Beginning with Scripture [3 min]
“Keep company with me and you’ll learn to live freely and lightly.” —Matthew 11:30, The Message
It was the most embarrassing moment of my life. Within the first minute, I knew something was off. I had preached a thousand sermons before and some while feeling under the weather. This time, at a funeral no less, something was different, something was off. I woke up not feeling well that morning, but a pastor doesn’t get to fall ill when he or she has to minister to a grieving family. As I prepared for the day, I knew I was feeling tired, fatigued, like this was another thing I would just have to power through.
I remember clearly, I was preaching from Psalm 23, talking about valley experiences. The irony, although I didn’t realize it at the time, is that I was approaching a valley of my own. I preached that the Lord provides quiet places and is our shepherd, he leads us by quiet streams and restores our souls. Words of comfort came out of my mouth, but my mind was reeling and fighting to stay present. This grieving family was looking to me for support, much like in my life as a spiritual leader week-in and week-out, and all I wanted to do was be a help to people in need. I stood in the pulpit, looked at the congregation gathered, and I quickly realized I was not going to make it through the sermon. As I hurried my way through it, looking at this grieving family, in mid-sentence I felt light-headed and disoriented, and then, I went down. The next thing I knew, paramedics were putting me into an ambulance.
On my way to the hospital, I felt embarrassed and ashamed, like a failure. I had let down a family and a community that was depending on me. For a long time, whenever I saw that family, the humiliation I felt about that experience would wash over me. What kind of pastor passes out while preaching a funeral? What could be so wrong with me that it would come to such an extreme example of breakdown? When I got to the hospital, the doctors examined me and gave me a diagnosis I had never heard of: I had “extreme fatigue.”
Extreme fatigue. From all outward appearances, things were fine. My new church start, Genesis United Methodist Church, was growing at a rapid pace. We were adding staff to accomplish all the work and ministry to be done. Some of the innovative things our ministry was doing were featured on local news channels. Newspapers were writing about us. We were featured on a segment of the nationally syndicated radio show The Osgood File. Because of all the outward appearances of success of my new church, you would think that I was living on a mountaintop. I was telling everyone who would listen about the great things that were going on at Genesis.

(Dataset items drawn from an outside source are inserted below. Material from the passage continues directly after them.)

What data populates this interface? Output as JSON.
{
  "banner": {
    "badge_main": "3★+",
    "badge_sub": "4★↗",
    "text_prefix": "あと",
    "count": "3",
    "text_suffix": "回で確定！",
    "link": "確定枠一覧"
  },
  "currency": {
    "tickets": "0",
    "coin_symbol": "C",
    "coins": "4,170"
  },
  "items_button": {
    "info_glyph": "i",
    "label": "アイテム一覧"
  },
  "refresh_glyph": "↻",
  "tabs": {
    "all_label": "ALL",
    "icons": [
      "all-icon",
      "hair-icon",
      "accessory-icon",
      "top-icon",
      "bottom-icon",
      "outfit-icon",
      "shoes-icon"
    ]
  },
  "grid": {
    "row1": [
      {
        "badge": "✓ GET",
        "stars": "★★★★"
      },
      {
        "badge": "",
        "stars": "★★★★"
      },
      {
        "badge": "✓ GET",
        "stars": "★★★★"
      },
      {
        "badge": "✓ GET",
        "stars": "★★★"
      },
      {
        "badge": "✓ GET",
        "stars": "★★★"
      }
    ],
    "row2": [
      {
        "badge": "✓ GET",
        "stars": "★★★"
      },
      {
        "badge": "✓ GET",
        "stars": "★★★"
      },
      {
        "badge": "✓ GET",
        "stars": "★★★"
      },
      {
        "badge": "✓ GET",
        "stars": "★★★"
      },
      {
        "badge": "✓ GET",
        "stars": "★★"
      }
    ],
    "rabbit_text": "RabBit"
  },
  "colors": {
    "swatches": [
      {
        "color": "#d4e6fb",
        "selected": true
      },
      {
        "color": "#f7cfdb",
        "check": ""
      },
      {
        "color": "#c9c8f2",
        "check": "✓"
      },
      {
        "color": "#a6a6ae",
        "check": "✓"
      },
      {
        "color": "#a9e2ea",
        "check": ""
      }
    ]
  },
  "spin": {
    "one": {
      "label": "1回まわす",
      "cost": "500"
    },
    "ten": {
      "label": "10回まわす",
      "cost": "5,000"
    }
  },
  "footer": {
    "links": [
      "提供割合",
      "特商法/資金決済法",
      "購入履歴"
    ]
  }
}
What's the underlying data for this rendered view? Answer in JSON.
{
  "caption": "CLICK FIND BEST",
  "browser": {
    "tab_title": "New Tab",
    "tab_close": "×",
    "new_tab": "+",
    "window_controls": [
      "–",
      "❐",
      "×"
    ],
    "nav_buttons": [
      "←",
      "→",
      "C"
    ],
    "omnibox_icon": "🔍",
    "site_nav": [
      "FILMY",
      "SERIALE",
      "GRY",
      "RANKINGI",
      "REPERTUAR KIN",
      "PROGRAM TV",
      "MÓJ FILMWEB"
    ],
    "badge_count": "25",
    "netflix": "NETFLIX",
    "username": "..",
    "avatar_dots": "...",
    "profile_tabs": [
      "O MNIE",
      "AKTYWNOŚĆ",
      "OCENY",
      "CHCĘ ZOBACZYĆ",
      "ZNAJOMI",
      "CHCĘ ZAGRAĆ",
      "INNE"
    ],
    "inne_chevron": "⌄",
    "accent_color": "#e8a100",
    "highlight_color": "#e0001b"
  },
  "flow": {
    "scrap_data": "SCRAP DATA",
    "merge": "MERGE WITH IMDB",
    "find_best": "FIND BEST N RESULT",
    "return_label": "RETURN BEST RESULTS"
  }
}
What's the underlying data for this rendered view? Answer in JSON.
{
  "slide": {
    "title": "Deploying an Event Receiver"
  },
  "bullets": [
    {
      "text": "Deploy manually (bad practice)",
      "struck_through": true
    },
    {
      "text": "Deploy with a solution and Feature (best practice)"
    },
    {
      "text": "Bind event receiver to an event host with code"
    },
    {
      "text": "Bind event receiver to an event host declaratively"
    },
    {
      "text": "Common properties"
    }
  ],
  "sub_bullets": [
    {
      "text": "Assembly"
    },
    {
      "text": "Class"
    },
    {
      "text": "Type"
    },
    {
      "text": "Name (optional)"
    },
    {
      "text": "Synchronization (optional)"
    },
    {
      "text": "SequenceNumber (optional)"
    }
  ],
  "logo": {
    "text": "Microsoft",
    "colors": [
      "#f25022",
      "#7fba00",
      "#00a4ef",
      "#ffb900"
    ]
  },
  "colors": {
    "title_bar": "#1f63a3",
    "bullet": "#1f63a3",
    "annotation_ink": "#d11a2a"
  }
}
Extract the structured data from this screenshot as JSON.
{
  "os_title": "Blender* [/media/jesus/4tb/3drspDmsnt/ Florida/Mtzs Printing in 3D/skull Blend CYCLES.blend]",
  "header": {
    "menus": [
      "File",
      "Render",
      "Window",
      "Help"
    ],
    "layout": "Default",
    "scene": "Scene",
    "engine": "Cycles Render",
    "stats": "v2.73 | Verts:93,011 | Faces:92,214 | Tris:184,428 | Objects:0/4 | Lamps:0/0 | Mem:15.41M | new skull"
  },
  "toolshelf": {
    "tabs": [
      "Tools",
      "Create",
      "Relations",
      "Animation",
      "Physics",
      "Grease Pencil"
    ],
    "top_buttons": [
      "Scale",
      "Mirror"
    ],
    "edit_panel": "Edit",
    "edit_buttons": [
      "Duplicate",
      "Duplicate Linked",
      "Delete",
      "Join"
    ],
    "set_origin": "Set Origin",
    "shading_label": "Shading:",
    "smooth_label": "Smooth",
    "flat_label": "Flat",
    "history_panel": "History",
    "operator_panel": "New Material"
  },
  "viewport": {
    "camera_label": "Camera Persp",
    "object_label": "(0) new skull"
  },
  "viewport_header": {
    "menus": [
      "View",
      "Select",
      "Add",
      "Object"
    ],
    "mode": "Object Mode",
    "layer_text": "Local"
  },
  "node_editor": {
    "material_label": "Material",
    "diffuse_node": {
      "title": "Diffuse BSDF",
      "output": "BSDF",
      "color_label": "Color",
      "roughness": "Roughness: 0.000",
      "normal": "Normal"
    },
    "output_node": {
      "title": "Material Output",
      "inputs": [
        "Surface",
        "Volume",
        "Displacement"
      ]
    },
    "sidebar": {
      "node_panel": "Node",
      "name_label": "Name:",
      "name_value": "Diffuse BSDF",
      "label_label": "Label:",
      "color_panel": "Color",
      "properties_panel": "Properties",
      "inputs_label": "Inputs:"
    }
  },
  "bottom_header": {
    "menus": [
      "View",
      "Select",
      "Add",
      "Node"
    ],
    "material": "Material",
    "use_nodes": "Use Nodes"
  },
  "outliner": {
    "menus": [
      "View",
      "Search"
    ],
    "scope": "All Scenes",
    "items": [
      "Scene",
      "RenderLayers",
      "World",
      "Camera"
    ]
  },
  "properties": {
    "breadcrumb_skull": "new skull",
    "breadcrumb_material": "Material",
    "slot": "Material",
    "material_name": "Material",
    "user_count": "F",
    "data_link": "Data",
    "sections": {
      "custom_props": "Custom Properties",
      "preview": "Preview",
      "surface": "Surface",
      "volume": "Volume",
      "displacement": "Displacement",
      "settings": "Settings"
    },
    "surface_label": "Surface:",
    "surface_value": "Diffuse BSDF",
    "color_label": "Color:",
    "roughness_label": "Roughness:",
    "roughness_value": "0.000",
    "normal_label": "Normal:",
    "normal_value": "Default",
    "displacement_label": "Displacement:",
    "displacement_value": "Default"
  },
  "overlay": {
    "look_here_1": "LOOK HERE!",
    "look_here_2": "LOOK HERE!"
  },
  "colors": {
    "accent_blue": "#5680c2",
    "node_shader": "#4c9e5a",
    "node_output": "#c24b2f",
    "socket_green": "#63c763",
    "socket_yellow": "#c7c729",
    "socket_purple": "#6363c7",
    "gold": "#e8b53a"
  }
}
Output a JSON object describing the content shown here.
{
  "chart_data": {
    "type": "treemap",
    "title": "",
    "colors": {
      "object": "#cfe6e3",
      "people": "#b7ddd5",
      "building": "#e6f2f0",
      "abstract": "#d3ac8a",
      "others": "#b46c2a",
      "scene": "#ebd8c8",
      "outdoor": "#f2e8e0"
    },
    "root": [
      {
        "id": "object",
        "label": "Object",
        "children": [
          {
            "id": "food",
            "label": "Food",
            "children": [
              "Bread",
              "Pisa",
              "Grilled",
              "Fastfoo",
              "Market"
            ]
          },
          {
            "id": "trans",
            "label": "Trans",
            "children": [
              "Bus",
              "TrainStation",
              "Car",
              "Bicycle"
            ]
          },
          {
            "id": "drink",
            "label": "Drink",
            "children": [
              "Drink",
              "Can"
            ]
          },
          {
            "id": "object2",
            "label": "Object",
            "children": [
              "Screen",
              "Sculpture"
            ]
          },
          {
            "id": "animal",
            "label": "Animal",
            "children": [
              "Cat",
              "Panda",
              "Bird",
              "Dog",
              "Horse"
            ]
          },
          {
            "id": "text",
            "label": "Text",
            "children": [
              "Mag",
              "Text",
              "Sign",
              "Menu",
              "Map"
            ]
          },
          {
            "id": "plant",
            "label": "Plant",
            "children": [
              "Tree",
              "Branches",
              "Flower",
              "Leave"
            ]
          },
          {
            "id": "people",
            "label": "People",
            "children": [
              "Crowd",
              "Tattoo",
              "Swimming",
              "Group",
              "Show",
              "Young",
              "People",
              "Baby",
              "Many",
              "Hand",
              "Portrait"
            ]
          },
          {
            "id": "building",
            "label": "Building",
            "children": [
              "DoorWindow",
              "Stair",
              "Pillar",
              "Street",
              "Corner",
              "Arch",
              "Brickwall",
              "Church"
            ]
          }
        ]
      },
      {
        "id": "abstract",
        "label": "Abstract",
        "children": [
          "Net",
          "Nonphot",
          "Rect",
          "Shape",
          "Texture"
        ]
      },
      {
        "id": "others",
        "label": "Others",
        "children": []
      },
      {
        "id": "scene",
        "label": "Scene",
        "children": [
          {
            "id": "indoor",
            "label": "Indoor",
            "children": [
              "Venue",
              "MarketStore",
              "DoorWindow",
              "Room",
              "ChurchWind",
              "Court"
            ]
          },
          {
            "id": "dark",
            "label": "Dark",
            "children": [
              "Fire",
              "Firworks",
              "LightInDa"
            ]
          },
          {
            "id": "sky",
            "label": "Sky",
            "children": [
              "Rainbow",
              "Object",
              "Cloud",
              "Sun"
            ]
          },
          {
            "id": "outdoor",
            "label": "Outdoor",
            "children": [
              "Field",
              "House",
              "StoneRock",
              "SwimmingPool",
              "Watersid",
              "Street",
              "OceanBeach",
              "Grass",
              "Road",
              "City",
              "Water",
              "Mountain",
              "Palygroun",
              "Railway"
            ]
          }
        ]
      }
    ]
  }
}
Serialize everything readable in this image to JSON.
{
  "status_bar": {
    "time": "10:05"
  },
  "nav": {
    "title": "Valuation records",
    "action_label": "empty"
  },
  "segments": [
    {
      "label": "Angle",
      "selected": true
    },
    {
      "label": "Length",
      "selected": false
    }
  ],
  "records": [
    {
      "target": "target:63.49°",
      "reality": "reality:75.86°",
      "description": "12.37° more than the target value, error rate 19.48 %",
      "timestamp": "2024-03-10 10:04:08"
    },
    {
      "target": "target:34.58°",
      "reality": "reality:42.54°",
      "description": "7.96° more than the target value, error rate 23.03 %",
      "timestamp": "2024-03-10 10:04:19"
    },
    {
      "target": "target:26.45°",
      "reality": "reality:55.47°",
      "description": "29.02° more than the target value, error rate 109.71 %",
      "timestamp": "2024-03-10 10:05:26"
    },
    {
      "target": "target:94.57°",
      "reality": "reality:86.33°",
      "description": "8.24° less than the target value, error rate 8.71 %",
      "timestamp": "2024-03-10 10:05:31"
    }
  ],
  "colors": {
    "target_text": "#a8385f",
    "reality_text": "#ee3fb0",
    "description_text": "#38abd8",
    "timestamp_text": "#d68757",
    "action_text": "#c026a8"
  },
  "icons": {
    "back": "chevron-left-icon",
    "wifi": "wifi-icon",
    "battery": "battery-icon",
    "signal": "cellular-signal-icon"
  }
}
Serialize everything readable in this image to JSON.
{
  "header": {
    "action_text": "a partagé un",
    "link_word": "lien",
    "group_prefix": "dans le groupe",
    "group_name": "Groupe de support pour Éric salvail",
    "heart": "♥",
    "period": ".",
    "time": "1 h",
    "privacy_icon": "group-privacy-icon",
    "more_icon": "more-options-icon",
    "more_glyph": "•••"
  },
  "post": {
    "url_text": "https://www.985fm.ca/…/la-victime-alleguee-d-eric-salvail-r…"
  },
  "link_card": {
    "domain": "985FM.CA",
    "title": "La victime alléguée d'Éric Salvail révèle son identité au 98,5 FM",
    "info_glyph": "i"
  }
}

But the news didn’t tell the story of the pressure I had put on myself to keep the ministry going. I didn’t realize it, but I had set such a high standard and expectation for myself that there would be no way to maintain that pace of work. I didn’t take time off. I preached every Sunday. I was the spiritual CEO. I was the decision-maker. I was leading this ministry, and that meant 24/7 availability. Outwardly it looked like I was on a mountaintop, and I felt like I was on a mountaintop—for a short while. But then there I was, lying in the back of an ambulance with extreme fatigue. Sadly, what should have been a red light I treated as a yellow light, slowing down only to assess the situation but going right back to work at the same pace that would not be sustainable for me or for any one person.